Jerome Myers, Lower East Side, 1930, Oil on Canvas
16 H. x 20 W. inches, signed and dated lower right
Jerome Meyers said in 1923 “All my life I had lived, worked and played in the poorest streets of American cities. I knew them and their population and was one of them. Others saw ugliness and degradation there, I saw poetry and beauty, so I came back to them. I took a sporting chance of saying something out of my own experience and risking whether it was worthwhile or not. That is all any artist can do.”  
 
This was the artist's inspiration for his paintings of the inhabitants of the Lower East Side of Manhattan in the early part of the twentieth century. As he painted his surroundings and what he saw as beautiful, he rose to prominence showing at the noted Macbeth Gallery in New York and placing works in the Metropolitan Museum of Art in 1912 and 1913. In 1941, the Whitney Museum of American Art held the Jerome Myers Memorial Exhibition, featuring over 90 of his paintings, drawings and etchings, lent by museums and private collections throughout the United States.

Abastenia St. Leger Eberle, Little Mother, 1907, Bronze, 12 7/8 H. x 4 ¼ W. x 4 3/8 D. inches
Signed: ASt.L. Eberle. 1911, Stamped: S. KLABER & CO. / FOUNDERS, N.Y.

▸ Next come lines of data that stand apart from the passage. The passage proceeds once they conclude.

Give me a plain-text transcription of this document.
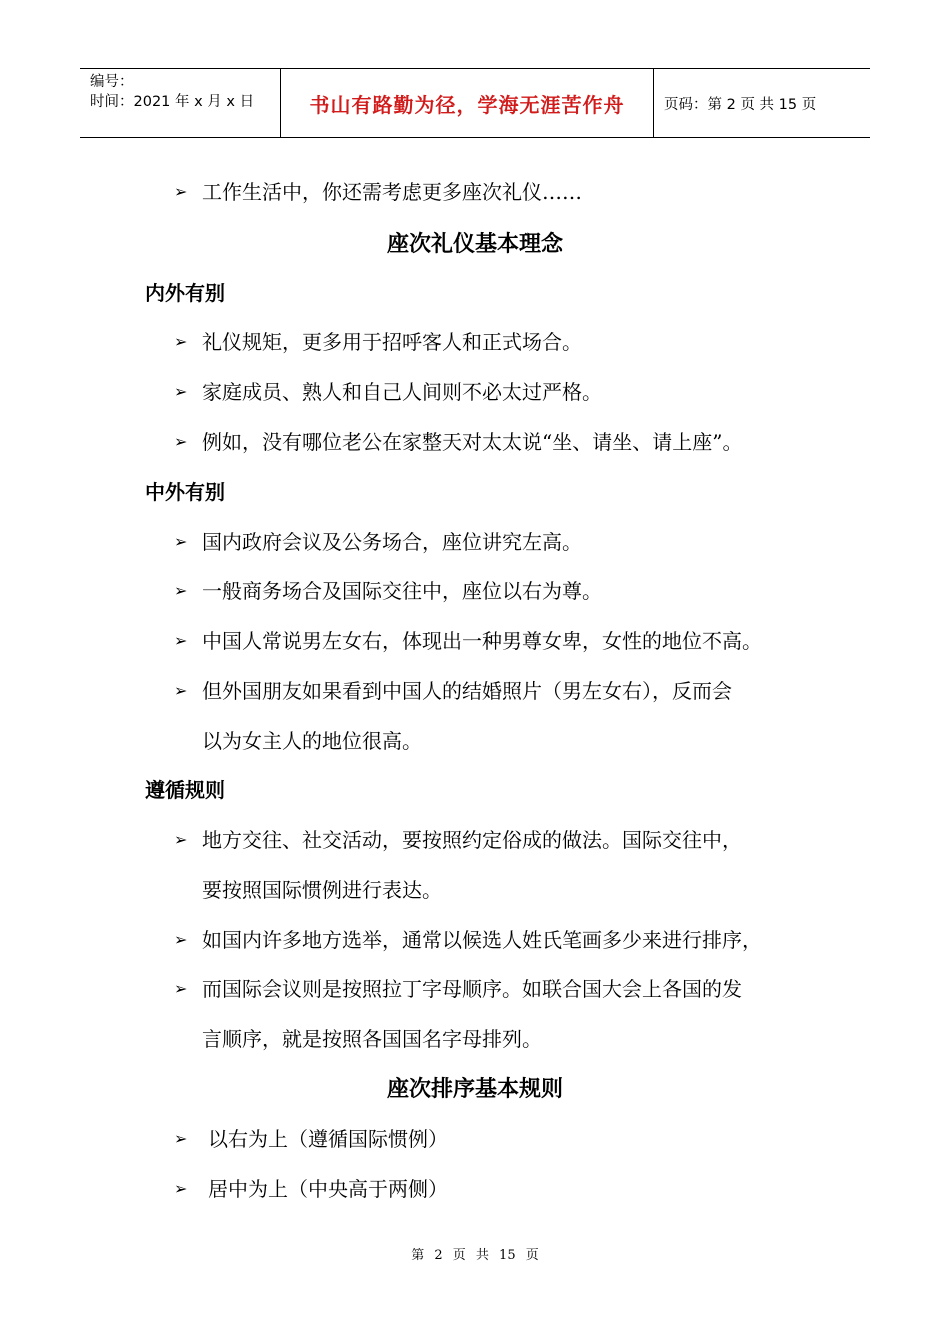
编号：
时间：2021 年 x 月 x 日	书山有路勤为径，学海无涯苦作舟	页码：第 2 页 共 15 页
➢ 工作生活中，你还需考虑更多座次礼仪……
座次礼仪基本理念
内外有别
➢ 礼仪规矩，更多用于招呼客人和正式场合。
➢ 家庭成员、熟人和自己人间则不必太过严格。
➢ 例如，没有哪位老公在家整天对太太说“坐、请坐、请上座”。
中外有别
➢ 国内政府会议及公务场合，座位讲究左高。
➢ 一般商务场合及国际交往中，座位以右为尊。
➢ 中国人常说男左女右，体现出一种男尊女卑，女性的地位不高。
➢ 但外国朋友如果看到中国人的结婚照片（男左女右），反而会
以为女主人的地位很高。
遵循规则
➢ 地方交往、社交活动，要按照约定俗成的做法。国际交往中，
要按照国际惯例进行表达。
➢ 如国内许多地方选举，通常以候选人姓氏笔画多少来进行排序，
➢ 而国际会议则是按照拉丁字母顺序。如联合国大会上各国的发
言顺序，就是按照各国国名字母排列。
座次排序基本规则
➢ 以右为上（遵循国际惯例）
➢ 居中为上（中央高于两侧）
第 2 页 共 15 页
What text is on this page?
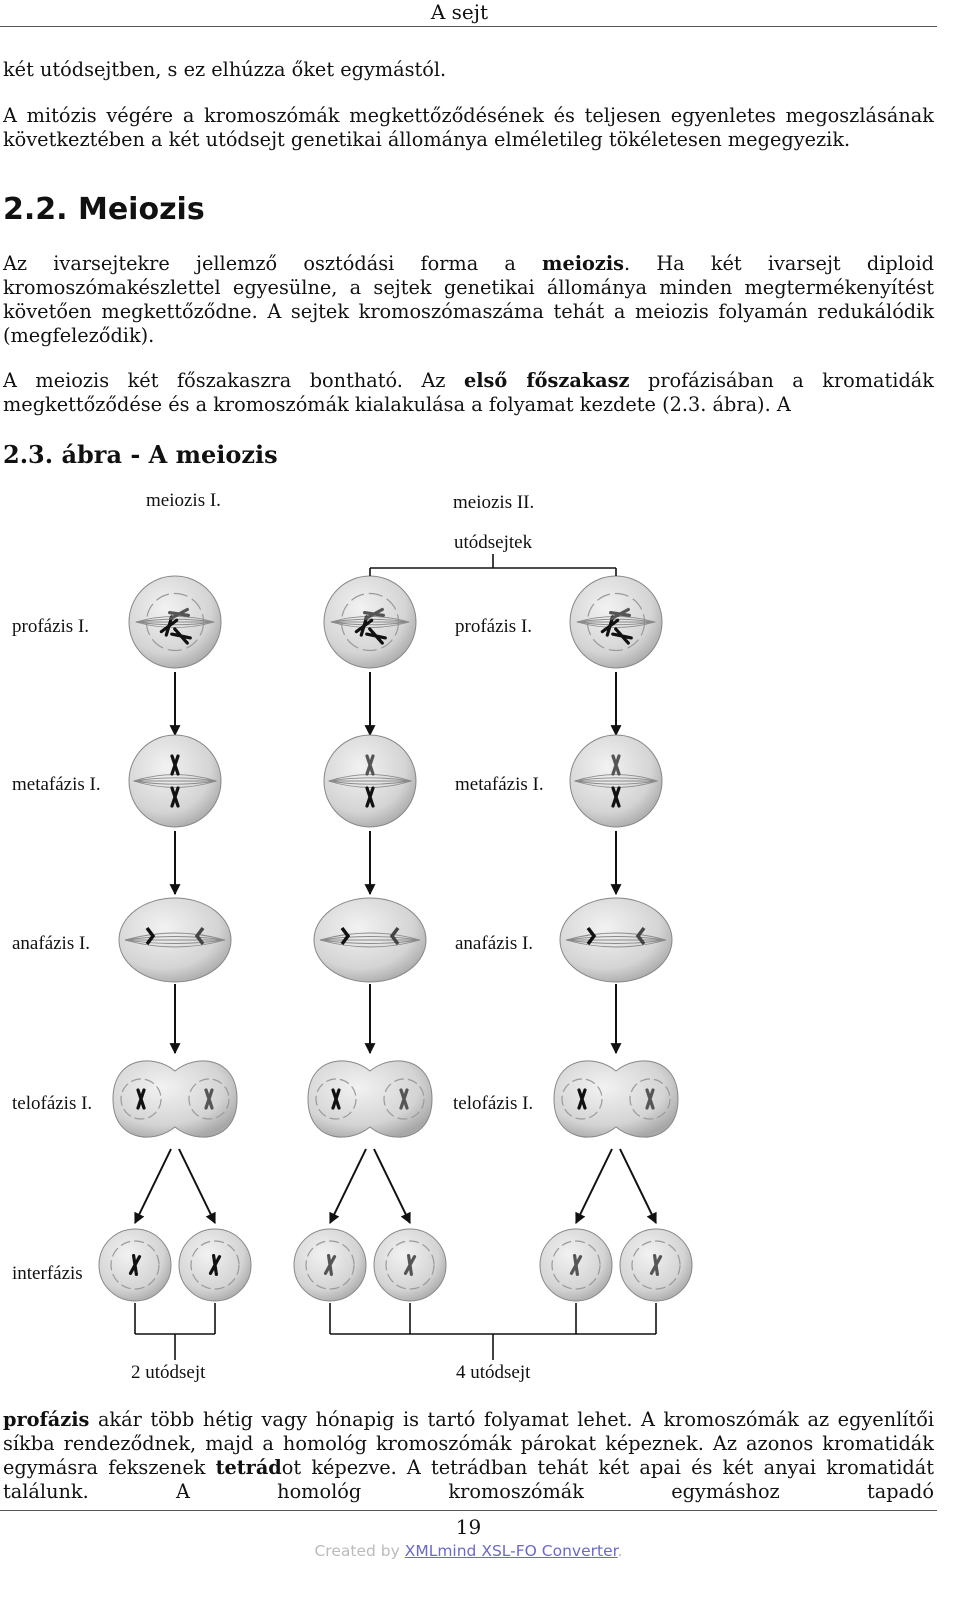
A sejt

két utódsejtben, s ez elhúzza őket egymástól.

A mitózis végére a kromoszómák megkettőződésének és teljesen egyenletes megoszlásának következtében a két utódsejt genetikai állománya elméletileg tökéletesen megegyezik.

2.2. Meiozis

Az ivarsejtekre jellemző osztódási forma a meiozis. Ha két ivarsejt diploid kromoszómakészlettel egyesülne, a sejtek genetikai állománya minden megtermékenyítést követően megkettőződne. A sejtek kromoszómaszáma tehát a meiozis folyamán redukálódik (megfeleződik).

A meiozis két főszakaszra bontható. Az első főszakasz profázisában a kromatidák megkettőződése és a kromoszómák kialakulása a folyamat kezdete (2.3. ábra). A

2.3. ábra - A meiozis
meiozis I.	meiozis II.
utódsejtek
profázis I.
metafázis I.
anafázis I.
telofázis I.
interfázis
profázis I.
metafázis I.
anafázis I.
telofázis I.
2 utódsejt	4 utódsejt

profázis akár több hétig vagy hónapig is tartó folyamat lehet. A kromoszómák az egyenlítői síkba rendeződnek, majd a homológ kromoszómák párokat képeznek. Az azonos kromatidák egymásra fekszenek tetrádot képezve. A tetrádban tehát két apai és két anyai kromatidát találunk. A homológ kromoszómák egymáshoz tapadó

19
Created by XMLmind XSL-FO Converter.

Little Mother epitomizes the empathy Eberle felt toward the immigrants of the Lower East Side, Washington Square and the West Village of New York, who so inspired her work. What George Luks and Robert Henri immortalized in their portraits of the underclass, Eberle paralleled in her sculptures. Like these painters, the message that Eberle puts forward in her depiction of the Little Mother is a feeling of optimism that was shared by the Irish, Italian and Jewish immigrants who were carving out their futures with hard work and determination.

The older sister is not downtrodden and evokes an admirable respect for the responsibility a sibling might have shouldered within these family units. It is a model that demonstrates Eberle’s core interest to artistically document an unheralded part of society and culture that she experienced on a day-to-day basis outside her studio. As a result a number of her subjects came from viewing the people who lived there, especially the children. She found that the children of the Lower East Side played without restraint and expressed their emotions without any inhibition. The Little Mother was conceived in 1907, the year in which Eberle moved her studio to West 9th Street near Washington Square. Eberle began an association with the Macbeth Gallery in New York and in 1909 the Metropolitan Museum of Art purchased Roller Skater.